George Weigel is another favorite author of mine who has written numerous books including those about the late Pope John Paul II, and Pope Benedict XVI, but his book Letters to a Young Catholic (which is for Catholics of all ages!) is a walk through what it means to be Catholic via stories, visits to sacred places, by engaging our various senses and in doing so brings Catholicism alive in a way that a historical or doctrinal account does not. For example, he explores the death of St. Peter via his letter which considers the “Grittiness of Catholicism.” The letter style allows the book to be read and shared in shorter parts.
What I’m Reading Now:
I’ve recently acquired an e-reader after losing a book I was reading. Now I can pull up whatever I’m in the mood for without actually hunting for the book! It doesn’t replace the joy of holding a book in hand but is more practical for me right now.
I find myself reading a number of books at a time. I’ve just finished The Great Typo Hunt: Two Friends Changing the World, One Correction at a Time by Jeff Deck and BenjaminHerson. Yes, this is a book about people traveling around the USA looking for typos on signs. If you’re an avid reader, a former Lit major, a teacher, or someone who wonders what’s happened to the proper use of the English language chances are you’ll enjoy this book. Interestingly, the book started as a blog — a sign of how technology is changing what we read!

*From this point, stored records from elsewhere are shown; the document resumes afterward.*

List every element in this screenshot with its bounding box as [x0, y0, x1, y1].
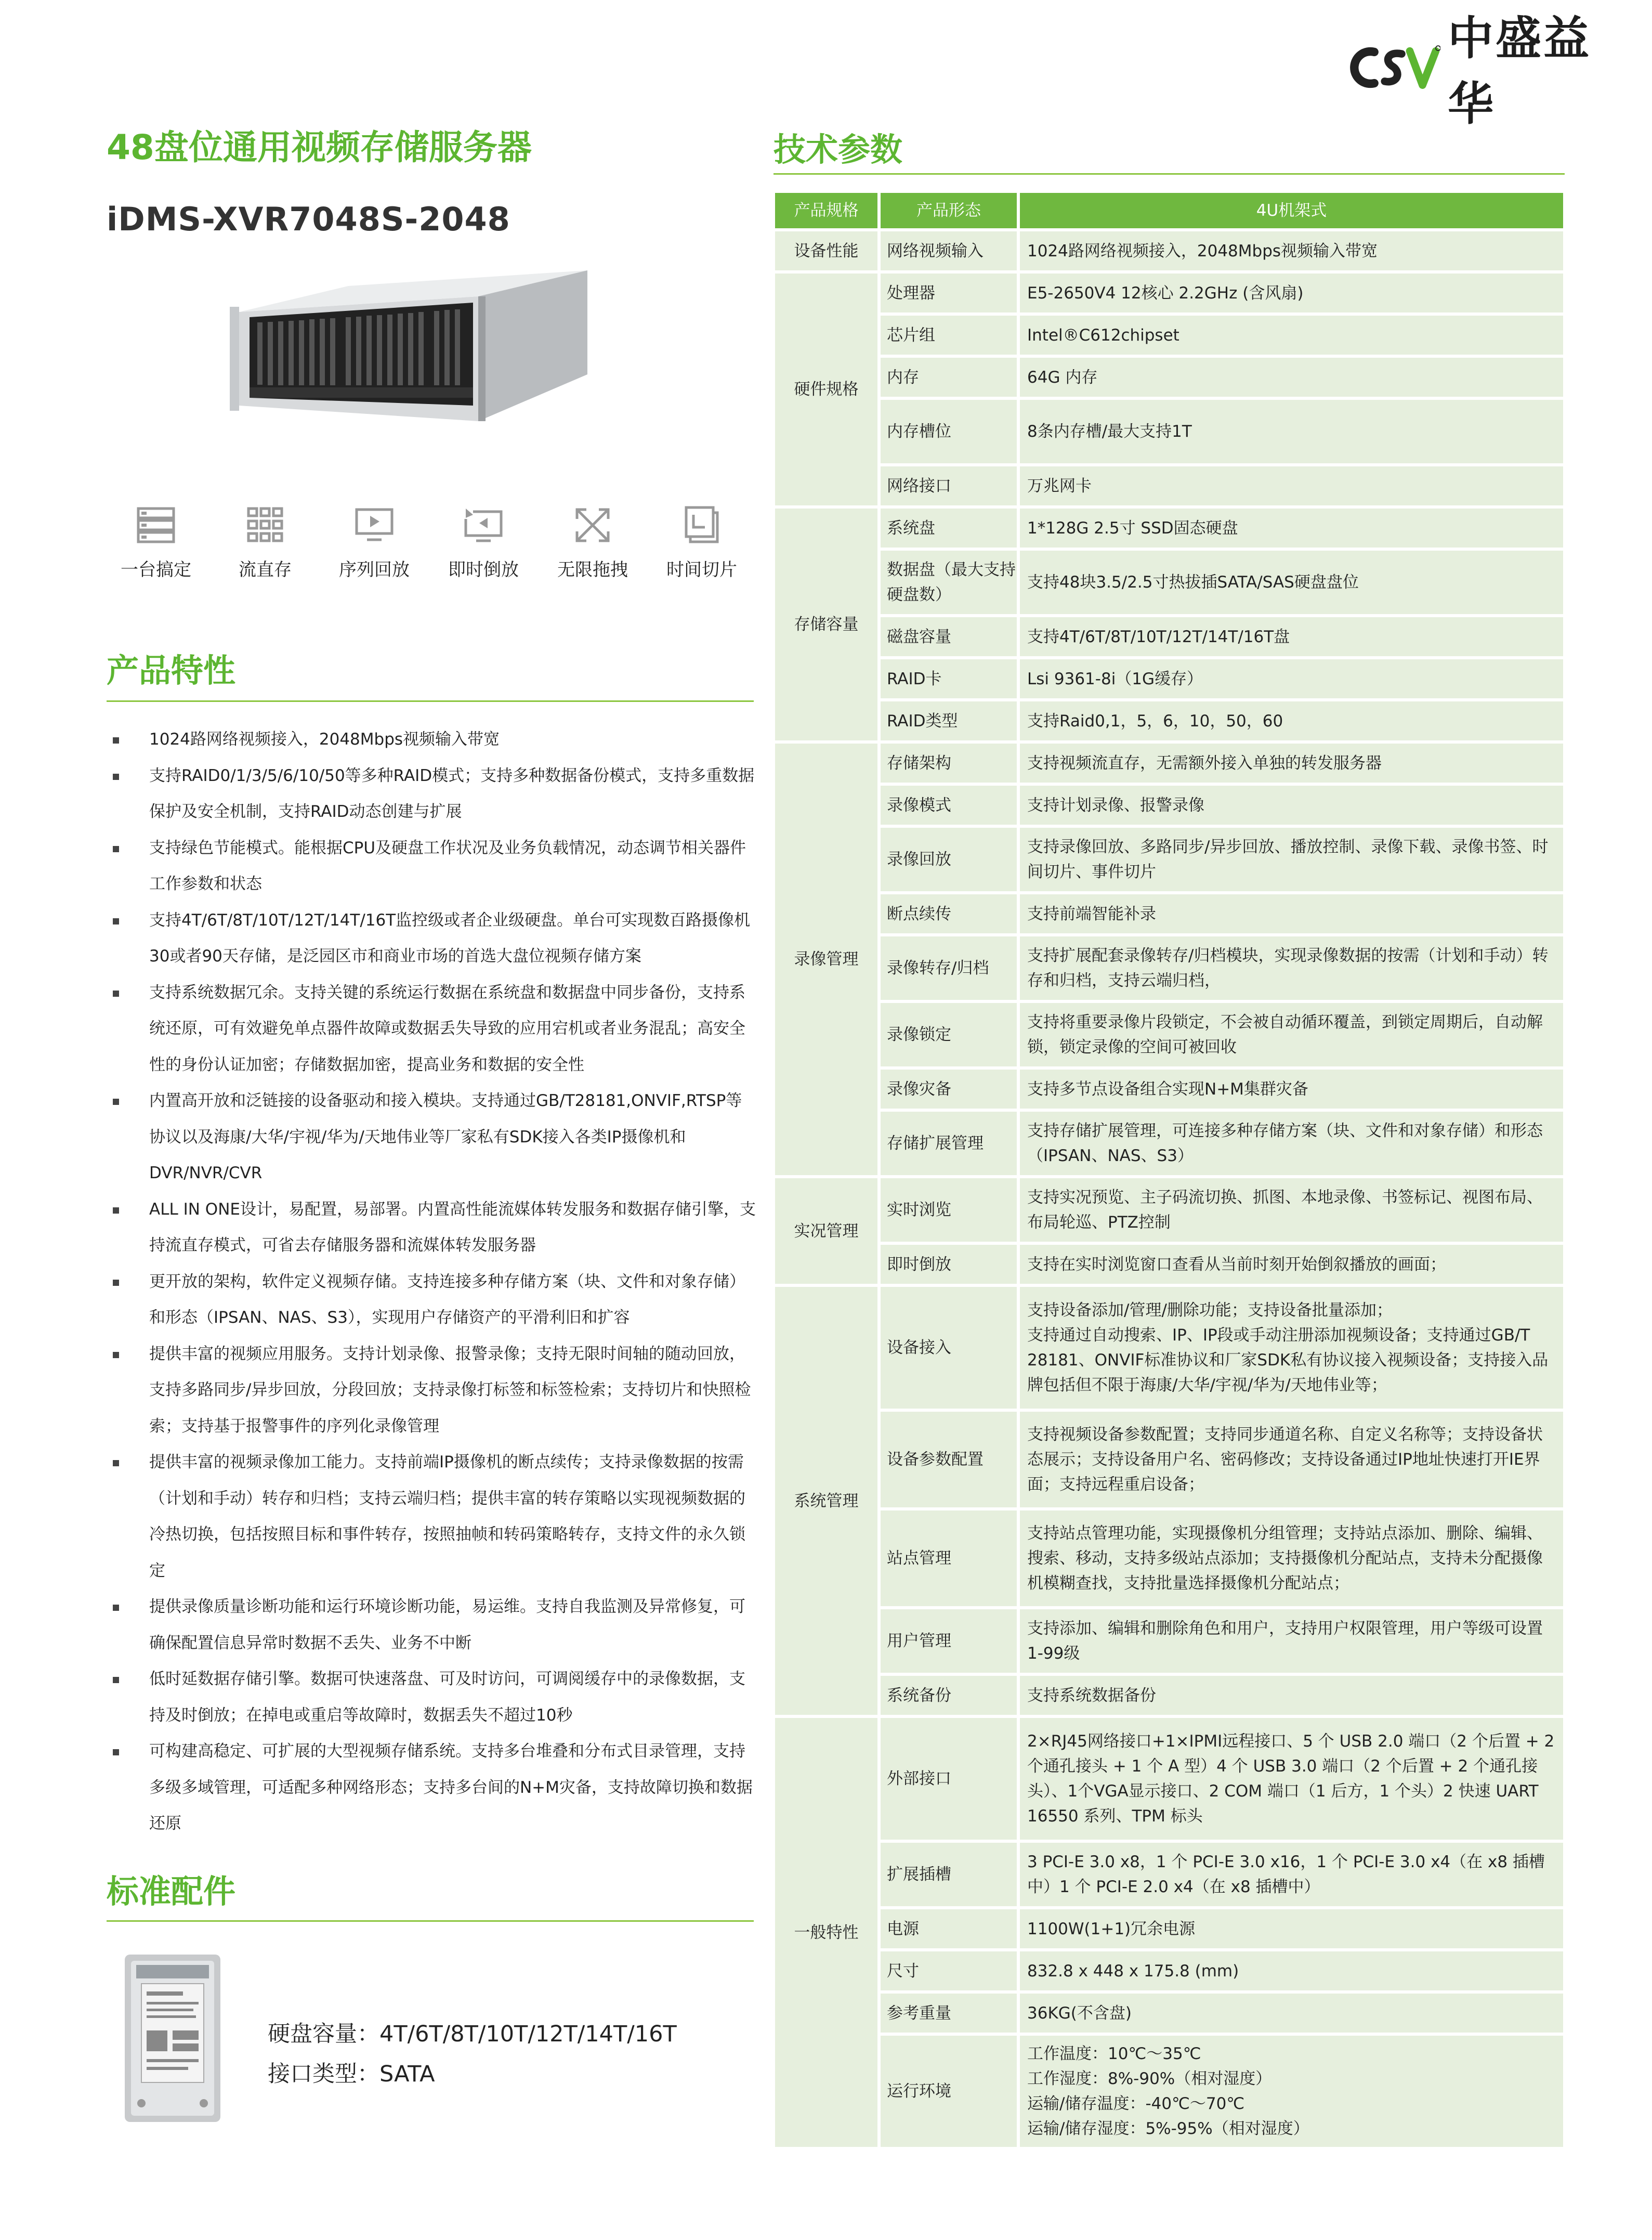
feature-icon-label: 时间切片: [666, 559, 737, 580]
spec-value-line: 工作温度：10℃～35℃: [1027, 2044, 1201, 2063]
spec-value: 支持录像回放、多路同步/异步回放、播放控制、录像下载、录像书签、时间切片、事件切片: [1018, 826, 1565, 893]
spec-category: 设备性能: [773, 230, 879, 272]
hard-drive-image: [121, 1952, 225, 2126]
spec-value: 1024路网络视频接入，2048Mbps视频输入带宽: [1018, 230, 1565, 272]
feature-icon-label: 即时倒放: [448, 559, 519, 580]
feature-item: 1024路网络视频接入，2048Mbps视频输入带宽: [107, 722, 756, 758]
feature-icon-label: 无限拖拽: [557, 559, 628, 580]
spec-row: [773, 2034, 1565, 2148]
spec-item: 系统盘: [879, 507, 1018, 549]
feature-item: 支持RAID0/1/3/5/6/10/50等多种RAID模式；支持多种数据备份模式，支持多重数据保护及安全机制，支持RAID动态创建与扩展: [107, 758, 756, 830]
spec-item: 数据盘（最大支持硬盘数）: [879, 549, 1018, 616]
spec-header-cell: 产品规格: [773, 191, 879, 230]
feature-icon-item: [216, 504, 314, 581]
spec-row: [773, 507, 1565, 549]
accessories-divider: [107, 1920, 754, 1922]
spec-item: 内存槽位: [879, 398, 1018, 465]
feature-item: 提供录像质量诊断功能和运行环境诊断功能，易运维。支持自我监测及异常修复，可确保配置信息异常时数据不丢失、业务不中断: [107, 1589, 756, 1661]
spec-value: 支持前端智能补录: [1018, 893, 1565, 935]
product-model: iDMS-XVR7048S-2048: [107, 200, 510, 238]
spec-item: 站点管理: [879, 1509, 1018, 1608]
spec-item: 内存: [879, 356, 1018, 398]
accessory-capacity: 硬盘容量：4T/6T/8T/10T/12T/14T/16T: [268, 2021, 677, 2047]
spec-row: [773, 616, 1565, 658]
spec-item: 电源: [879, 1908, 1018, 1950]
spec-row: [773, 1992, 1565, 2034]
spec-value: [1018, 2034, 1565, 2148]
spec-value: 8条内存槽/最大支持1T: [1018, 398, 1565, 465]
feature-icon-item: [107, 504, 205, 581]
spec-row: [773, 230, 1565, 272]
spec-item: 实时浏览: [879, 1177, 1018, 1243]
spec-item: 用户管理: [879, 1608, 1018, 1674]
playback-icon: [353, 504, 395, 546]
spec-value: 支持将重要录像片段锁定，不会被自动循环覆盖，到锁定周期后，自动解锁，锁定录像的空间可被回收: [1018, 1001, 1565, 1068]
spec-value: 支持Raid0,1，5，6，10，50，60: [1018, 700, 1565, 742]
spec-value: 支持扩展配套录像转存/归档模块，实现录像数据的按需（计划和手动）转存和归档，支持云端归档，: [1018, 935, 1565, 1001]
spec-row: [773, 784, 1565, 826]
feature-icon-item: [434, 504, 533, 581]
spec-row: [773, 1110, 1565, 1177]
spec-item: 设备参数配置: [879, 1410, 1018, 1509]
spec-item: 断点续传: [879, 893, 1018, 935]
spec-item: 系统备份: [879, 1674, 1018, 1716]
grid-stream-icon: [244, 504, 286, 546]
specs-divider: [773, 173, 1565, 175]
spec-table: [773, 191, 1565, 2148]
spec-value: 64G 内存: [1018, 356, 1565, 398]
spec-value: 支持添加、编辑和删除角色和用户，支持用户权限管理，用户等级可设置1-99级: [1018, 1608, 1565, 1674]
product-title: 48盘位通用视频存储服务器: [107, 127, 532, 167]
spec-value: 832.8 x 448 x 175.8 (mm): [1018, 1950, 1565, 1992]
spec-value: 支持计划录像、报警录像: [1018, 784, 1565, 826]
server-image: [229, 265, 593, 439]
spec-item: 磁盘容量: [879, 616, 1018, 658]
spec-category: 硬件规格: [773, 272, 879, 507]
spec-row: [773, 1410, 1565, 1509]
spec-item: 运行环境: [879, 2034, 1018, 2148]
feature-item: 支持4T/6T/8T/10T/12T/14T/16T监控级或者企业级硬盘。单台可实现数百路摄像机30或者90天存储，是泛园区市和商业市场的首选大盘位视频存储方案: [107, 903, 756, 975]
spec-header-row: [773, 191, 1565, 230]
spec-item: RAID类型: [879, 700, 1018, 742]
features-heading: 产品特性: [107, 652, 236, 689]
spec-value: 支持存储扩展管理，可连接多种存储方案（块、文件和对象存储）和形态（IPSAN、NAS、S3）: [1018, 1110, 1565, 1177]
feature-icon-label: 序列回放: [339, 559, 410, 580]
spec-row: [773, 1841, 1565, 1908]
rewind-icon: [463, 504, 504, 546]
spec-category: 存储容量: [773, 507, 879, 742]
spec-row: [773, 356, 1565, 398]
spec-item: 处理器: [879, 272, 1018, 314]
specs-heading: 技术参数: [773, 131, 903, 168]
spec-value-line: 支持通过自动搜索、IP、IP段或手动注册添加视频设备；支持通过GB/T 28181、ONVIF标准协议和厂家SDK私有协议接入视频设备；支持接入品牌包括但不限于海康/大华/宇视/华为/天地伟业等；: [1027, 1326, 1549, 1395]
spec-row: [773, 1509, 1565, 1608]
spec-header-cell: 产品形态: [879, 191, 1018, 230]
spec-value: 36KG(不含盘): [1018, 1992, 1565, 2034]
spec-row: [773, 549, 1565, 616]
spec-value: 3 PCI-E 3.0 x8，1 个 PCI-E 3.0 x16，1 个 PCI-E 3.0 x4（在 x8 插槽中）1 个 PCI-E 2.0 x4（在 x8 插槽中）: [1018, 1841, 1565, 1908]
spec-row: [773, 1716, 1565, 1841]
feature-icon-label: 一台搞定: [121, 559, 191, 580]
server-stack-icon: [135, 504, 177, 546]
spec-item: 存储架构: [879, 742, 1018, 784]
csv-logo-icon: [1341, 39, 1440, 96]
spec-item: 扩展插槽: [879, 1841, 1018, 1908]
spec-row: [773, 1177, 1565, 1243]
spec-value: 支持视频流直存，无需额外接入单独的转发服务器: [1018, 742, 1565, 784]
spec-row: [773, 1068, 1565, 1110]
spec-value: 支持48块3.5/2.5寸热拔插SATA/SAS硬盘盘位: [1018, 549, 1565, 616]
features-divider: [107, 700, 754, 702]
spec-row: [773, 1950, 1565, 1992]
spec-row: [773, 935, 1565, 1001]
feature-item: 可构建高稳定、可扩展的大型视频存储系统。支持多台堆叠和分布式目录管理，支持多级多域管理，可适配多种网络形态；支持多台间的N+M灾备，支持故障切换和数据还原: [107, 1734, 756, 1842]
spec-item: RAID卡: [879, 658, 1018, 700]
spec-row: [773, 742, 1565, 784]
feature-item: 低时延数据存储引擎。数据可快速落盘、可及时访问，可调阅缓存中的录像数据，支持及时倒放；在掉电或重启等故障时，数据丢失不超过10秒: [107, 1661, 756, 1734]
spec-value: E5-2650V4 12核心 2.2GHz (含风扇): [1018, 272, 1565, 314]
feature-icon-item: [325, 504, 424, 581]
accessory-interface: 接口类型：SATA: [268, 2061, 435, 2087]
spec-row: [773, 700, 1565, 742]
spec-row: [773, 1243, 1565, 1285]
spec-value-line: 运输/储存温度：-40℃～70℃: [1027, 2094, 1245, 2113]
spec-value: 支持站点管理功能，实现摄像机分组管理；支持站点添加、删除、编辑、搜索、移动，支持多级站点添加；支持摄像机分配站点，支持未分配摄像机模糊查找，支持批量选择摄像机分配站点；: [1018, 1509, 1565, 1608]
spec-item: 录像回放: [879, 826, 1018, 893]
spec-row: [773, 465, 1565, 507]
spec-value-line: 工作湿度：8%-90%（相对湿度）: [1027, 2069, 1272, 2088]
clip-icon: [681, 504, 723, 546]
feature-item: 提供丰富的视频应用服务。支持计划录像、报警录像；支持无限时间轴的随动回放，支持多路同步/异步回放，分段回放；支持录像打标签和标签检索；支持切片和快照检索；支持基于报警事件的序列化录像管理: [107, 1336, 756, 1445]
spec-value: 支持系统数据备份: [1018, 1674, 1565, 1716]
spec-item: 网络接口: [879, 465, 1018, 507]
spec-value: [1018, 1285, 1565, 1410]
spec-row: [773, 398, 1565, 465]
spec-row: [773, 1908, 1565, 1950]
feature-icon-item: [543, 504, 642, 581]
feature-icon-row: [107, 504, 756, 608]
spec-item: 录像灾备: [879, 1068, 1018, 1110]
feature-icon-item: [652, 504, 751, 581]
spec-value: 万兆网卡: [1018, 465, 1565, 507]
spec-item: 录像锁定: [879, 1001, 1018, 1068]
spec-value: 支持在实时浏览窗口查看从当前时刻开始倒叙播放的画面；: [1018, 1243, 1565, 1285]
feature-icon-label: 流直存: [239, 559, 292, 580]
feature-item: 提供丰富的视频录像加工能力。支持前端IP摄像机的断点续传；支持录像数据的按需（计划和手动）转存和归档；支持云端归档；提供丰富的转存策略以实现视频数据的冷热切换，包括按照目标和事件转存，按照抽帧和转码策略转存，支持文件的永久锁定: [107, 1444, 756, 1589]
spec-value-line: 支持设备添加/管理/删除功能；支持设备批量添加；: [1027, 1301, 1393, 1320]
spec-value: 支持4T/6T/8T/10T/12T/14T/16T盘: [1018, 616, 1565, 658]
spec-item: 参考重量: [879, 1992, 1018, 2034]
feature-list: [107, 722, 756, 1842]
spec-item: 网络视频输入: [879, 230, 1018, 272]
spec-value: 1*128G 2.5寸 SSD固态硬盘: [1018, 507, 1565, 549]
spec-category: 一般特性: [773, 1716, 879, 2148]
feature-item: 内置高开放和泛链接的设备驱动和接入模块。支持通过GB/T28181,ONVIF,RTSP等协议以及海康/大华/宇视/华为/天地伟业等厂家私有SDK接入各类IP摄像机和DVR/NVR/CVR: [107, 1083, 756, 1192]
spec-row: [773, 1285, 1565, 1410]
spec-item: 尺寸: [879, 1950, 1018, 1992]
spec-row: [773, 1608, 1565, 1674]
spec-item: 外部接口: [879, 1716, 1018, 1841]
feature-item: 更开放的架构，软件定义视频存储。支持连接多种存储方案（块、文件和对象存储）和形态（IPSAN、NAS、S3），实现用户存储资产的平滑利旧和扩容: [107, 1264, 756, 1336]
accessories-heading: 标准配件: [107, 1872, 236, 1910]
spec-value: 2×RJ45网络接口+1×IPMI远程接口、5 个 USB 2.0 端口（2 个后置 + 2 个通孔接头 + 1 个 A 型）4 个 USB 3.0 端口（2 个后置 + 2 个通孔接头）、1个VGA显示接口、2 COM 端口（1 后方，1 个头）2 快速 UART 16550 系列、TPM 标头: [1018, 1716, 1565, 1841]
spec-value: 支持多节点设备组合实现N+M集群灾备: [1018, 1068, 1565, 1110]
spec-row: [773, 314, 1565, 356]
spec-item: 存储扩展管理: [879, 1110, 1018, 1177]
spec-value: 支持实况预览、主子码流切换、抓图、本地录像、书签标记、视图布局、布局轮巡、PTZ控制: [1018, 1177, 1565, 1243]
spec-row: [773, 1674, 1565, 1716]
spec-value: 1100W(1+1)冗余电源: [1018, 1908, 1565, 1950]
spec-item: 录像模式: [879, 784, 1018, 826]
feature-item: ALL IN ONE设计，易配置，易部署。内置高性能流媒体转发服务和数据存储引擎，支持流直存模式，可省去存储服务器和流媒体转发服务器: [107, 1192, 756, 1264]
spec-item: 芯片组: [879, 314, 1018, 356]
spec-value: Lsi 9361-8i（1G缓存）: [1018, 658, 1565, 700]
spec-row: [773, 893, 1565, 935]
spec-row: [773, 658, 1565, 700]
spec-value: Intel®C612chipset: [1018, 314, 1565, 356]
spec-row: [773, 1001, 1565, 1068]
spec-row: [773, 826, 1565, 893]
spec-category: 录像管理: [773, 742, 879, 1177]
spec-item: 即时倒放: [879, 1243, 1018, 1285]
spec-value-line: 运输/储存湿度：5%-95%（相对湿度）: [1027, 2119, 1309, 2138]
spec-category: 实况管理: [773, 1177, 879, 1285]
spec-item: 设备接入: [879, 1285, 1018, 1410]
spec-row: [773, 272, 1565, 314]
spec-category: 系统管理: [773, 1285, 879, 1716]
spec-item: 录像转存/归档: [879, 935, 1018, 1001]
spec-value: 支持视频设备参数配置；支持同步通道名称、自定义名称等；支持设备状态展示；支持设备用户名、密码修改；支持设备通过IP地址快速打开IE界面；支持远程重启设备；: [1018, 1410, 1565, 1509]
feature-item: 支持绿色节能模式。能根据CPU及硬盘工作状况及业务负载情况，动态调节相关器件工作参数和状态: [107, 830, 756, 903]
feature-item: 支持系统数据冗余。支持关键的系统运行数据在系统盘和数据盘中同步备份，支持系统还原，可有效避免单点器件故障或数据丢失导致的应用宕机或者业务混乱；高安全性的身份认证加密；存储数据加密，提高业务和数据的安全性: [107, 975, 756, 1084]
brand-name: 中盛益华: [1448, 11, 1592, 131]
spec-header-cell: 4U机架式: [1018, 191, 1565, 230]
brand-logo: [1341, 11, 1622, 131]
expand-arrows-icon: [572, 504, 613, 546]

We’ve just returned from Paris where we climbed up to the top of Notre Dame and were wandering about amongst the gargoyles and in the dimly lit bell tower and I realized I’d never read The Hunchback of Notre Dame, so I’ve just started that. I was also recently inspired to read another classic I’ve somehow missed, Agatha Christie’s Murder on the Orient Express, after watching a documentary about the train. The Immortal Life of Henrietta Lacks by Rebecca Skloot is also in progress. This fascinating book is about a woman who died young of cancer. Her cells which were taken for medical research without her knowledge and consent (as was the custom at the time), her family, and the medical advances and knowledge gained from those cells and the impact this seemingly small action has had on generations of her family and on medicine.
As for spiritual reading I’m slowly working my way through Light Of The World, Peter Seewald’s interview of Pope Benedict XVI. I find that I have to dose myself on it to give it the time it needs and to grasp all the Holy Father is trying to impart. Finally, I’m reading Acedia & Me: A Marriage, Monks, and a Writer’s Life by Kathleen Norris (who also wrote The Cloister Walk) which explores the spiritual sloth, apathy and indifference that is experienced by many at some point along their spiritual journey. I am fascinated by this concept which I have not often explored in contemporary spiritual literature, but I think plagues us all to greater or lesser degrees as we are faced with the demands of everyday life.